Meinung : Mitgekauft

„Politik mit langem Atem“ vom

29. September

Die bayerischen Schüler sind also mit

so viel besseren Chancen ausgestattet und das Berliner Schulsystem ist nur schlecht und bringt vorwiegend Versager hervor? Bitte recherchieren Sie

doch einmal, wie schlecht es den gut

benoteten Schülern aus dem angeblichen Traumbildungsbundesland Bayern in Berlin erging. Teuren Nachhilfeunterricht musste der Bund bezahlen, weil

sie reihenweise versagten in Berlin,

wo die Anforderungen doch angeblich

so gering sind!

Etlichen fehlten offensichtlich die für diese Gesellschaft so wichtigen Grundkompetenzen wie Selbstständigkeit, Teamfähigkeit und eigenständige Problemlösungsstrategien. Auswendiggelerntes können sie vielleicht gut wiedergeben, aber für viele ist das auch schon genug.

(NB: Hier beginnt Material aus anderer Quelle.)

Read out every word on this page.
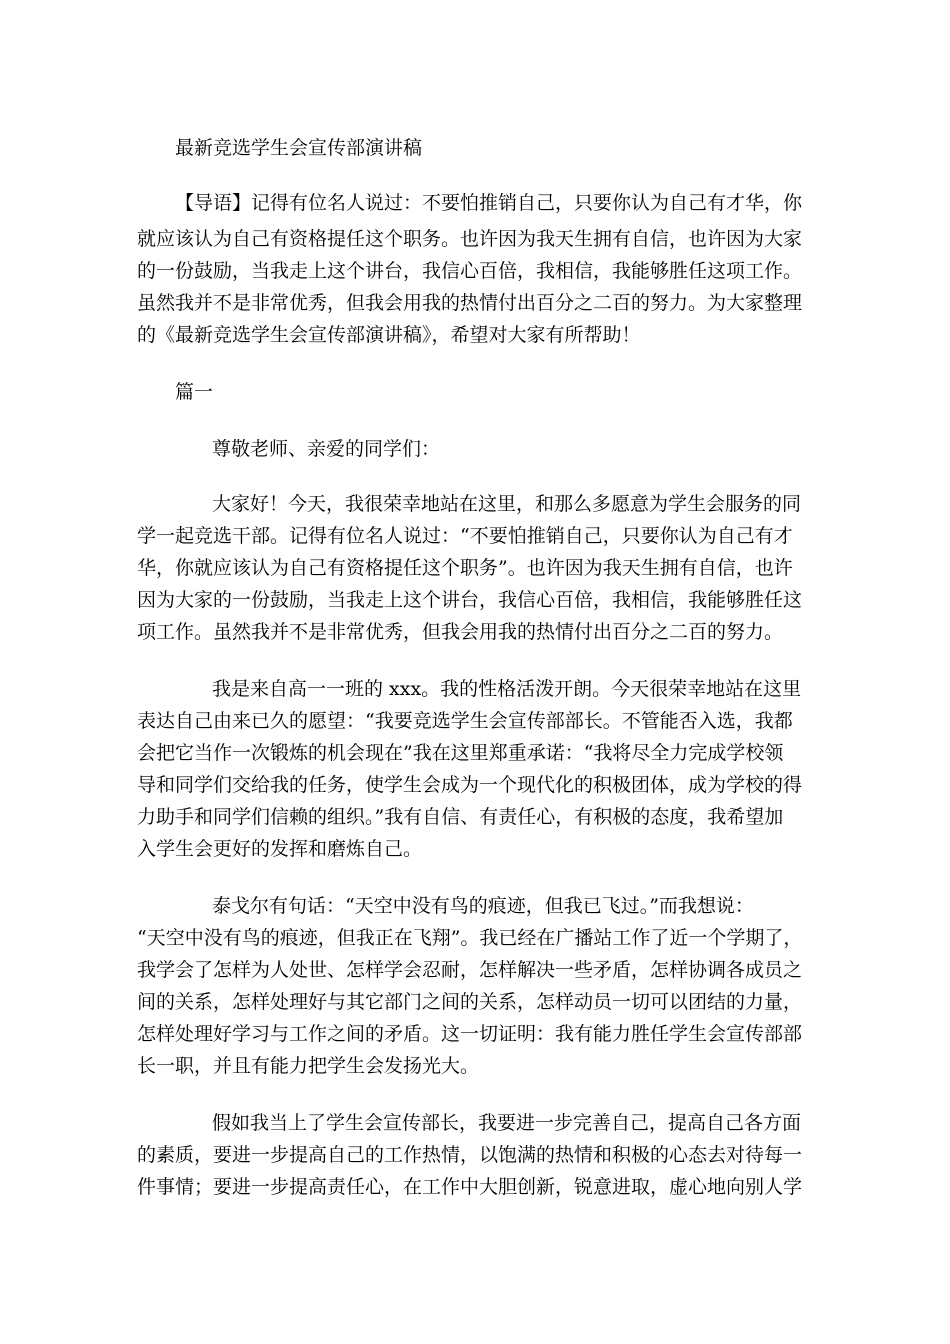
最新竞选学生会宣传部演讲稿
【导语】记得有位名人说过：不要怕推销自己，只要你认为自己有才华，你
就应该认为自己有资格提任这个职务。也许因为我天生拥有自信，也许因为大家
的一份鼓励，当我走上这个讲台，我信心百倍，我相信，我能够胜任这项工作。
虽然我并不是非常优秀，但我会用我的热情付出百分之二百的努力。为大家整理
的《最新竞选学生会宣传部演讲稿》，希望对大家有所帮助！
篇一
尊敬老师、亲爱的同学们：
大家好！今天，我很荣幸地站在这里，和那么多愿意为学生会服务的同
学一起竞选干部。记得有位名人说过：“不要怕推销自己，只要你认为自己有才
华，你就应该认为自己有资格提任这个职务”。也许因为我天生拥有自信，也许
因为大家的一份鼓励，当我走上这个讲台，我信心百倍，我相信，我能够胜任这
项工作。虽然我并不是非常优秀，但我会用我的热情付出百分之二百的努力。
我是来自高一一班的 xxx。我的性格活泼开朗。今天很荣幸地站在这里
表达自己由来已久的愿望：“我要竞选学生会宣传部部长。不管能否入选，我都
会把它当作一次锻炼的机会现在”我在这里郑重承诺：“我将尽全力完成学校领
导和同学们交给我的任务，使学生会成为一个现代化的积极团体，成为学校的得
力助手和同学们信赖的组织。”我有自信、有责任心，有积极的态度，我希望加
入学生会更好的发挥和磨炼自己。
泰戈尔有句话：“天空中没有鸟的痕迹，但我已飞过。”而我想说：
“天空中没有鸟的痕迹，但我正在飞翔”。我已经在广播站工作了近一个学期了，
我学会了怎样为人处世、怎样学会忍耐，怎样解决一些矛盾，怎样协调各成员之
间的关系，怎样处理好与其它部门之间的关系，怎样动员一切可以团结的力量，
怎样处理好学习与工作之间的矛盾。这一切证明：我有能力胜任学生会宣传部部
长一职，并且有能力把学生会发扬光大。
假如我当上了学生会宣传部长，我要进一步完善自己，提高自己各方面
的素质，要进一步提高自己的工作热情，以饱满的热情和积极的心态去对待每一
件事情；要进一步提高责任心，在工作中大胆创新，锐意进取，虚心地向别人学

Genug für eine moderne Gesellschaft?

Zum Problem Privatschulen stellen sich ebenfalls Fragen. Ja, es ist unfair, sein Kind auf eine Privatschule zu

schicken! Wer unterrichtet als Lehrer schon freiwillig dort und wie setzt sich die Schülerpopulation zusammen?

Vielen gescheiterten Schülern mit

sozial-emotionalen Störungen werden von ihren gut betuchten Eltern dort Schulplätze gekauft. Gleich mitgekauft wird die Nachsicht mit Verspätungen, Schuleschwänzen und nicht oder nur unzulänglich erbrachten Leistungen. Ja, es ist unfair, dass eine Förderschülerin in Brandenburg für bessere Noten mehr Leistung erbringen muss als eine in einer privaten katholischen Privatschule am Berliner Wittenbergplatz!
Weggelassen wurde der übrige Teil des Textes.